Heraclitus

Panta rhei, „everything flows“

Πάντα ῥεῖ (panta rhei) „everything flows“ either was not spoken by Heraclitus or did not survive as a quotation of his. This famous aphorism used to characterize Heraclitus‘ thought comes from Simplicius,[32] a neoplatonist, and from Plato’s Cratylus. The word rhei (cf. rheology) is the Greek word for „to stream“, and to the etymology of Rhea according to Plato’s Cratylus.[33]

Heraclitus by Hendrick ter Brugghen

The philosophy of Heraclitus is summed up in his cryptic utterance:[34]

ποταμοῖσι τοῖσιν αὐτοῖσιν ἐμϐαίνουσιν, ἕτερα καὶ ἕτερα ὕδατα ἐπιρρεῖ.
Potamoisi toisin autoisin embainousin, hetera kai hetera hudata epirrei
„Ever-newer waters flow on those who step into the same rivers.“

The quote from Heraclitus appears in Plato’s Cratylus twice; in 401d as:[35]

τὰ ὄντα ἰέναι τε πάντα καὶ μένειν οὐδέν
Ta onta ienai te panta kai menein ouden
„All entities move and nothing remains still“

and in 402,a[36]

„πάντα χωρεῖ καὶ οὐδὲν μένει“ καὶ „δὶς ἐς τὸν αὐτὸν ποταμὸν οὐκ ἂν ἐμβαίης“
Panta chōrei kai ouden menei kai dis es ton auton potamon ouk an embaies
„Everything changes and nothing remains still … and … you cannot step twice into the same stream“[37]

Instead of „flow“ Plato uses chōrei, to change chōros.

The assertions of flow are coupled in many fragments with the enigmatic river image:[38]

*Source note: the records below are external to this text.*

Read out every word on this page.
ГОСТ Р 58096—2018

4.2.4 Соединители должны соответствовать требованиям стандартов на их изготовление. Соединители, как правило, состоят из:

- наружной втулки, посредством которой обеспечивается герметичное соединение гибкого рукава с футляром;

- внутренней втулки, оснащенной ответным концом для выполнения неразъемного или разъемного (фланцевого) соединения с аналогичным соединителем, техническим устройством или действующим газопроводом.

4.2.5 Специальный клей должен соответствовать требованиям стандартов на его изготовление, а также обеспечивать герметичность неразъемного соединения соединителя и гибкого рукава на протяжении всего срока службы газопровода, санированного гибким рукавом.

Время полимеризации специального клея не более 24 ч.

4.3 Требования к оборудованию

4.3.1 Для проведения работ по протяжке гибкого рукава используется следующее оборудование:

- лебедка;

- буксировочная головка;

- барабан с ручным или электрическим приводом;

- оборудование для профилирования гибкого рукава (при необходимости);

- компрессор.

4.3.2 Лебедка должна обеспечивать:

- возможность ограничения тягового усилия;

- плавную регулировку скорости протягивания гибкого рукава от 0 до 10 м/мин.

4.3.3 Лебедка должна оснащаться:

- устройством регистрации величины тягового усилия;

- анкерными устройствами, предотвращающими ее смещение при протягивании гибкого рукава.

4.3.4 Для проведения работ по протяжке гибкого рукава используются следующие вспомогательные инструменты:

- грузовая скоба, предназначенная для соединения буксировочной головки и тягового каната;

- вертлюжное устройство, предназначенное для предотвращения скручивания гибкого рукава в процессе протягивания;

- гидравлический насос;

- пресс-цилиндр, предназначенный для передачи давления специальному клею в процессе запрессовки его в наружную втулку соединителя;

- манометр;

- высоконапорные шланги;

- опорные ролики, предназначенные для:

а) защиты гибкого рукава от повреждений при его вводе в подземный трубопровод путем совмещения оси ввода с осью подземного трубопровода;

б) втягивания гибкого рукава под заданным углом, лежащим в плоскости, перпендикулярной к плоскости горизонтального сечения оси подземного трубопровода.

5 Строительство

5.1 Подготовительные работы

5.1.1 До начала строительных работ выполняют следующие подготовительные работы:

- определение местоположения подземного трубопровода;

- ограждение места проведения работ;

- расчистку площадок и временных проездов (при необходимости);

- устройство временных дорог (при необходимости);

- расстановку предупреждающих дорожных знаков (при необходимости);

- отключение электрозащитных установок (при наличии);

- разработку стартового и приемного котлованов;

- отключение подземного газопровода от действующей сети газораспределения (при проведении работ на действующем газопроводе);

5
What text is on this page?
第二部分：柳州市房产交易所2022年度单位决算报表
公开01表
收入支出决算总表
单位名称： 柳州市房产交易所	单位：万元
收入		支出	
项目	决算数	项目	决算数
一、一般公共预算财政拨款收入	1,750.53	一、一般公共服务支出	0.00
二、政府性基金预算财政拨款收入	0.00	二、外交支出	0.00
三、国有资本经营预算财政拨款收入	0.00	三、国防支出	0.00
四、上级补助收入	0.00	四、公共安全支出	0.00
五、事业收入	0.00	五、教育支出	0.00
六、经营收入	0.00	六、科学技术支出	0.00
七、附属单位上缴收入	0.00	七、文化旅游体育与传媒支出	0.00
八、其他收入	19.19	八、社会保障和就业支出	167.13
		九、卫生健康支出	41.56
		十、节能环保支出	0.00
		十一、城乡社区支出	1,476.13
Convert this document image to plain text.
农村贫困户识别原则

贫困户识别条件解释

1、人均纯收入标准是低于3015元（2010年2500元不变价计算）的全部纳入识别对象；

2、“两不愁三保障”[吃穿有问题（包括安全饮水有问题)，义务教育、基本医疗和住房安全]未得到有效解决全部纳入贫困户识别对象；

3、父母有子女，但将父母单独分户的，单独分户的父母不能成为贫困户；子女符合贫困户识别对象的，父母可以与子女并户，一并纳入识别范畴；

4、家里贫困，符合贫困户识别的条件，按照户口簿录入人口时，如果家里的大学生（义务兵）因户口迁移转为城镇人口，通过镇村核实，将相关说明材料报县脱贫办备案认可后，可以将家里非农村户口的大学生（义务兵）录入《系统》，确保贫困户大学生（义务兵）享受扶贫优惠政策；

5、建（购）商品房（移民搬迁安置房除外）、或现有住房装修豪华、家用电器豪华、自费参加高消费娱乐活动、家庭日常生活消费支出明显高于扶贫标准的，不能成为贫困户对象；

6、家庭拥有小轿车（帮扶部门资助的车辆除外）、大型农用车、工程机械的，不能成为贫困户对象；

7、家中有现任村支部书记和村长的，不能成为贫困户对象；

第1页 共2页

Ποταμοῖς τοῖς αὐτοῖς ἐμβαίνομέν τε καὶ οὐκ ἐμβαίνομεν, εἶμέν τε καὶ οὐκ εἶμεν.
„We both step and do not step in the same rivers. We are and are not.“

Compare with the Latin adages Omnia mutantur and Tempora mutantur (8 CE) and the Japanese tale Hōjōki, (1200 CE) which contains the same image of the changing river, and the central Buddhist doctrine of impermanence.

 

Also in Ovid’s ‚Metamorphoses‘:

Bk XV:176-198 Pythagoras’s Teachings:The Eternal Flux

 

‘Since I have embarked on the wide ocean, and given full sails to the wind, I say there is nothing in the whole universe that persists. Everything flows, and is formed as a fleeting image. Time itself, also, glides, in its continual motion, no differently than a river. For neither the river, nor the swift hour can stop: but as wave impels wave, and as the prior wave is chased by the coming wave, and chases the one before, so time flees equally, and, equally, follows, and is always new. For what was before is left behind: and what was not comes to be: and each moment is renewed.‘

 

And from Ovid to Shakespeare:

We have to look no further than Shakespeare (who read Ovid in Golding’s translation) to confirm this point. Shakespeare, quite literally, plundered Ovid for stories and moved them directly into his plays – in Titus Andronicus or A Midsummer Night’s Dream for example – and, like so many of his contemporaries used Ovid as a sort of handbook for classical allusions and similes (as sad as Niobe, as crafty as Ulysses, as vain as Narcissus, as impetuous as Phaethon, as foolish as Icarus, and so on). Shakespeare lifts whole speeches from Ovid and adapts them to his purposes (so, for example, Prospero’s famous invocation of the spirits in the Tempest is adapted directly from Medea’s similar speech in Metamorphoses (a speech Shakespeare had used before, in Macbeth). In Shakespeare’s early work, something like three quarters of the classical imagery is derived directly from Ovid’s poem. And if we want to see modern poets doing the same thing, we have only to look at, say, Eliot’s Waste Land, in which images and references to Ovid are just as frequent. In fact, if one wants to have any sort of historical appreciation for the development of English poetry, understanding the influence of and the reference to Ovid is essential.